I was wondering if I could gather some thoughts on what would normally be a fairly simple circuit if not for some rather difficult complicating factors. The circuit so far is here:
The basic idea is that when NPWRENL is high we essentially connect one line (SSS0) to a shared interrupt line (INTPT), and then that interrupt line (INTPT) to one side of a button (BUT0). The other side of the button is connected to ground. When we press the button with NPWRENL high, both lines are driven low. Note that current only has to flow one way. Unfortunately there are some complicating factors. These are:
- The particular bit of this circuit governs the interaction between an MCU (SAM4S), CPLD (Max V) and one button in a deep sleep mode. So power use is a major issue.
- In the deep sleep mode, the MCU is powered, but is in backup mode (essentially an ultra-low power mode for the SAM4S MCU) in which it can still output signals, and can only be woken via certain pins.

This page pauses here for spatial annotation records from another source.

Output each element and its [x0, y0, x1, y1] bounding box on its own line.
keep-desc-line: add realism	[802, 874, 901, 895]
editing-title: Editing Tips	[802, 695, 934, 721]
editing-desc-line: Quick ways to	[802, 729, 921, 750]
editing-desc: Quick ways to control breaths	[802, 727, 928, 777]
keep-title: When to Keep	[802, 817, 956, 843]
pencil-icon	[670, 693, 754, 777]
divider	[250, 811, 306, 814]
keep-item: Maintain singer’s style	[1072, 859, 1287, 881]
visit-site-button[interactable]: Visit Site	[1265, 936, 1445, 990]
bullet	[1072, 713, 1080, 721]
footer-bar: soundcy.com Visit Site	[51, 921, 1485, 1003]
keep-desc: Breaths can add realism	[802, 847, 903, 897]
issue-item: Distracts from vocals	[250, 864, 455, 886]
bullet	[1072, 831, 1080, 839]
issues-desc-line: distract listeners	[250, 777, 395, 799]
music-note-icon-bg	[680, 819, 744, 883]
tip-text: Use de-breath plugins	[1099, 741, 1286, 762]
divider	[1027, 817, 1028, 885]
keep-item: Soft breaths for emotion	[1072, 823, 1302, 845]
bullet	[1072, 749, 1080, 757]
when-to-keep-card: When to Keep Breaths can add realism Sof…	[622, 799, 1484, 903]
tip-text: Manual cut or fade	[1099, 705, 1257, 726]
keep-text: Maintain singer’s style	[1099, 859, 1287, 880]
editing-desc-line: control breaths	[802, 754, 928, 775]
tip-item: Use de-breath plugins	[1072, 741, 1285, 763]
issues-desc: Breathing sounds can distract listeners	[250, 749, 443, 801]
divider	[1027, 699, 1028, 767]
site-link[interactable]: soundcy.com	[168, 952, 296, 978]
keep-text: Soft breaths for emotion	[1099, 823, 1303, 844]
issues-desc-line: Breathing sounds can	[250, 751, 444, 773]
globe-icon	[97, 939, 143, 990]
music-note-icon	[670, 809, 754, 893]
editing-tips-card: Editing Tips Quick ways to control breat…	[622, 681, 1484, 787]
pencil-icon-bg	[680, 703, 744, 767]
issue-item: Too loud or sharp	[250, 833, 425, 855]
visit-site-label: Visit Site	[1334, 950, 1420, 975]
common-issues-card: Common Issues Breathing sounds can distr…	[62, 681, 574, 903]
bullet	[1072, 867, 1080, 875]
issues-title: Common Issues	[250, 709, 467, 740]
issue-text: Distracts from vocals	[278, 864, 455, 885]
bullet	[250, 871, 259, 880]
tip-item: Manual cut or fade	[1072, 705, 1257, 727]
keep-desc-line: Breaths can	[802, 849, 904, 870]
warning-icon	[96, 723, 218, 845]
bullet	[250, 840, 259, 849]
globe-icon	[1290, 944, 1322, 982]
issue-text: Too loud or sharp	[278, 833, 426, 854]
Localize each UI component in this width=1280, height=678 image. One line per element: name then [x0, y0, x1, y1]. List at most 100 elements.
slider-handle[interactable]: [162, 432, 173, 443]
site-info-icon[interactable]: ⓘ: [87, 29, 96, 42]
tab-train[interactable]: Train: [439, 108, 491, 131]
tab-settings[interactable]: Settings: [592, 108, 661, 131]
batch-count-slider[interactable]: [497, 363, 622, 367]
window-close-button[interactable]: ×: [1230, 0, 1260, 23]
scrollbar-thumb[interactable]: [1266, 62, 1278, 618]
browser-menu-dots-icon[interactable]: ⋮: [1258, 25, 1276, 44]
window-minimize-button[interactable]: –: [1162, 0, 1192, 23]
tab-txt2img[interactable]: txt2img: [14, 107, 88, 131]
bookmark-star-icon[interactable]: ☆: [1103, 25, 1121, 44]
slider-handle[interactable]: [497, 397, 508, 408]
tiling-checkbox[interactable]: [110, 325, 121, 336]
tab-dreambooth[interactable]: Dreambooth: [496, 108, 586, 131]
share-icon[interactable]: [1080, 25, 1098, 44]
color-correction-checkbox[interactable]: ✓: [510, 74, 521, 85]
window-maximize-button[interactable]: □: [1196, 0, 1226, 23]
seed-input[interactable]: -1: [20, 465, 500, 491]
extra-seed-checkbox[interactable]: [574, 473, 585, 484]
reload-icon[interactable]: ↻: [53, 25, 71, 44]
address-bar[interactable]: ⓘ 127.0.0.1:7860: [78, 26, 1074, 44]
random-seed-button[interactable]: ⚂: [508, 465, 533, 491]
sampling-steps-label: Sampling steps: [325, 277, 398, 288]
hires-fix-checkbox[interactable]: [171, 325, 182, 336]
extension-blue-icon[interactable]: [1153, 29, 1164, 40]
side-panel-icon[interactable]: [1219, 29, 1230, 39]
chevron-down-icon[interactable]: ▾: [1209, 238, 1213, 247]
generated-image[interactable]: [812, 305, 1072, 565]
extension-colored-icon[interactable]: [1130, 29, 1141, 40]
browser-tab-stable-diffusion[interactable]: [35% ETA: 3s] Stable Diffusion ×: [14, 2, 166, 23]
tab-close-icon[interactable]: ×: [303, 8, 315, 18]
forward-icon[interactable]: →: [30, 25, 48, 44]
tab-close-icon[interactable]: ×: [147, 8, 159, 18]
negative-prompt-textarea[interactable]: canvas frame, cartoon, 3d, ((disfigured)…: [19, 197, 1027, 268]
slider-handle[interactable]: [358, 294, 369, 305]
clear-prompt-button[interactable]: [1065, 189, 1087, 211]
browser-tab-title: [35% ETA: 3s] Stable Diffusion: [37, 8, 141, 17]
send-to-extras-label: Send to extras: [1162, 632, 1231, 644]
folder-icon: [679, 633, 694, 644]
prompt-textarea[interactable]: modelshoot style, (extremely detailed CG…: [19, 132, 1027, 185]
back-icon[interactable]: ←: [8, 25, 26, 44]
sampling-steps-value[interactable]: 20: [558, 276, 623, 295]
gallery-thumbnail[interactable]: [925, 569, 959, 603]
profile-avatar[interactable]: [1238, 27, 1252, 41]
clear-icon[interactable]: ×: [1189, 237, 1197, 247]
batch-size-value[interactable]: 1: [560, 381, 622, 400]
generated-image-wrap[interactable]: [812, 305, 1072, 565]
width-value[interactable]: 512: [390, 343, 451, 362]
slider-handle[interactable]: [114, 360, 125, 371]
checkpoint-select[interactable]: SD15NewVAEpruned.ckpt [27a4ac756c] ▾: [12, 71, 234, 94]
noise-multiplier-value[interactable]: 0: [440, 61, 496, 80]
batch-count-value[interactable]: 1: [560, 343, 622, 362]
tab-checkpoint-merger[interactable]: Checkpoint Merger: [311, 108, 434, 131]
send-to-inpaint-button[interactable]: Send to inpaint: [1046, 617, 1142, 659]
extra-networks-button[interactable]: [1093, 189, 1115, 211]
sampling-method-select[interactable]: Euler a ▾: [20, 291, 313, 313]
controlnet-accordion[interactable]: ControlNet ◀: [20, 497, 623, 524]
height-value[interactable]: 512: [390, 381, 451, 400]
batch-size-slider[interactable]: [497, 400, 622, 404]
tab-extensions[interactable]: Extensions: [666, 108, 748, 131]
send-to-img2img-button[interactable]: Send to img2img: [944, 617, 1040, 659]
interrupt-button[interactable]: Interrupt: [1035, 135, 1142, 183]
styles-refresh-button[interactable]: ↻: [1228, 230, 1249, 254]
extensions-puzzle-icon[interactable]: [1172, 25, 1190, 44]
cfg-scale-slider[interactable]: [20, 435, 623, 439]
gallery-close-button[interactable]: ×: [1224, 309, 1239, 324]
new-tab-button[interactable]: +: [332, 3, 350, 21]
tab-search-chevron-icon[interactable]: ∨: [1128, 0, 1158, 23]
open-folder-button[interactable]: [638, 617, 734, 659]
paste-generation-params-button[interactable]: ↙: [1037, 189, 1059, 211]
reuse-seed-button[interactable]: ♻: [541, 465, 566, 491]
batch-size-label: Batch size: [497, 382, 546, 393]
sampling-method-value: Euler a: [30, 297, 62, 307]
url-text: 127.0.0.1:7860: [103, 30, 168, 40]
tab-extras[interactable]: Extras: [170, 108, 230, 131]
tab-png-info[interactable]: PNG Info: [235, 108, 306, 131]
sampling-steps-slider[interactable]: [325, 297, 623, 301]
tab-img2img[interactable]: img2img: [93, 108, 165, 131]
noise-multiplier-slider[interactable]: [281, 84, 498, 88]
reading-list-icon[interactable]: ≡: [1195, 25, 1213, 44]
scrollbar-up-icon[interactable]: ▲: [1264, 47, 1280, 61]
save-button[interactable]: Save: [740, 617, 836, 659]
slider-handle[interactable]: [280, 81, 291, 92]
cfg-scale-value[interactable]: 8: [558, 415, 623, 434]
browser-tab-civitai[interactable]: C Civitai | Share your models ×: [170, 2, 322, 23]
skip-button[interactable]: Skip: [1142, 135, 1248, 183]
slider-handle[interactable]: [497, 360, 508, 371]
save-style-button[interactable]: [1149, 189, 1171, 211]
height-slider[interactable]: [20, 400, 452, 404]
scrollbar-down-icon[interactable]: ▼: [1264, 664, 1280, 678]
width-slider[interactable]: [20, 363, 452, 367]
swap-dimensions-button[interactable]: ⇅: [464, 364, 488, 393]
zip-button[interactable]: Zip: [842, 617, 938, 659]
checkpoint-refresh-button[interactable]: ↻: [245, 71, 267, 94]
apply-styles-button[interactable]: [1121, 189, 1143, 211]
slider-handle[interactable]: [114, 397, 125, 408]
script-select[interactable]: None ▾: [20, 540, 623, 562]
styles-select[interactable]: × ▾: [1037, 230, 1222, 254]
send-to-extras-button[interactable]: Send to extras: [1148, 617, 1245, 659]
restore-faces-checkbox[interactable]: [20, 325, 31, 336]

- In deep sleep mode, the CPLD is unpowered, having had its power removed by a pair of P-channel MOSFETs (also driven by NPWRENL at the gate). I could add a N-channel MOSEFT at ground too if it helps.
- NPWRENL will be greater than 3V via a 47k pullup when we are in deep sleep mode, or connected directly to ground when we are not.
- INTPT is a line read by the MCU when there is an interrupt state. The MCU pulls it high, and any device that wants to talk to the MCU pulls it low. INTPT goes to an external header and could be connected to absolutely *anything*, and such a device may signal a wakeup by driving the line low. It is also connected to the CPLD. I would like INTPT to rouse the MCU out of deep sleep mode.
- INTPT is connected to a MCU pin that cannot wake the MCU from backup mode, so I am trying to hook it up to a pin that can, but only in deep sleep mode (top part of the circuit). SSS0 was selected as the best option for now. Every single pin that can wake has a tradeoff. I can change the pin if it gives me too many problems.
- When outside of deep sleep mode, SSS0 has a completely different purpose- it is essentially a slave select line for SPI communication. Whatever I come up with, it needs to continue to function when not in deep sleep mode. SSS0 is connected to both the MCU and CPLD.
- I want the button to generate an interrupt (drive INTPT low), but only when in deep sleep mode. This is the reason for the lower part of the circuit. By connecting to BUT0, when the button is pressed, INTP will be shorted to ground.
- BUT0 is connected to the CPLD, but not the MCU. It is normally read via the CPLD, which will be unpowered in deep sleep mode.
- This part of the circuit still needs to operate using low power, even when not in deep sleep mode. The reason is that this mode is just the lowest of a few sleep modes.
- NPWRENL can be as high as 5.5V briefly, which will damage the MCU or CPLD if connected directly. Thus I need to keep it connected to gates or add another MOSFET to get around it.
- I am concerned the CPLD might try to pinch power that it finds on its I/O lines, which is important due to this being used to implement an ultra-low-power deep sleep mode. INTP, SSS0, and BUT0 *all* reach CPLD I/O pins. The MAX V handbook strongly suggests (under s4 "Hot-Socketing Specifications) that signal pins won't drive the power supplies. However I went and measured it anyway, and if there are any pullups connected to I/Os it seems to feed off of them (current was shown exiting ground pins). This will probably complicate the eventual solution.
- There does also exist a PWRENL directly connected to the MCU if needed (it drives an NMOS which controls NPWRENL).
I do have some flexibility to change my approach if needed to solve the problem. Beyond a certain point (about 6uA) it makes sense to just leave the CPLD connected the whole time and wear the power loss. However, the MCU can (apparently) get down to 1uA, and it would be nice to get close to that.
Or, perhaps there already exists a low power part that you can attach near a battery that you can signal to shut off power, and it sits and waits until you ground a certain input pin before it enables it again. I have a reset supervisor watching the battery voltage and switching a PMOS to isolate the battery if the voltage is too low. I could instead focus on that part of the circuit instead. There is a mild downside to that approach with respect to the MCU, but I can work around it, especially if it provides a superior solution on the power front.
Input most welcome.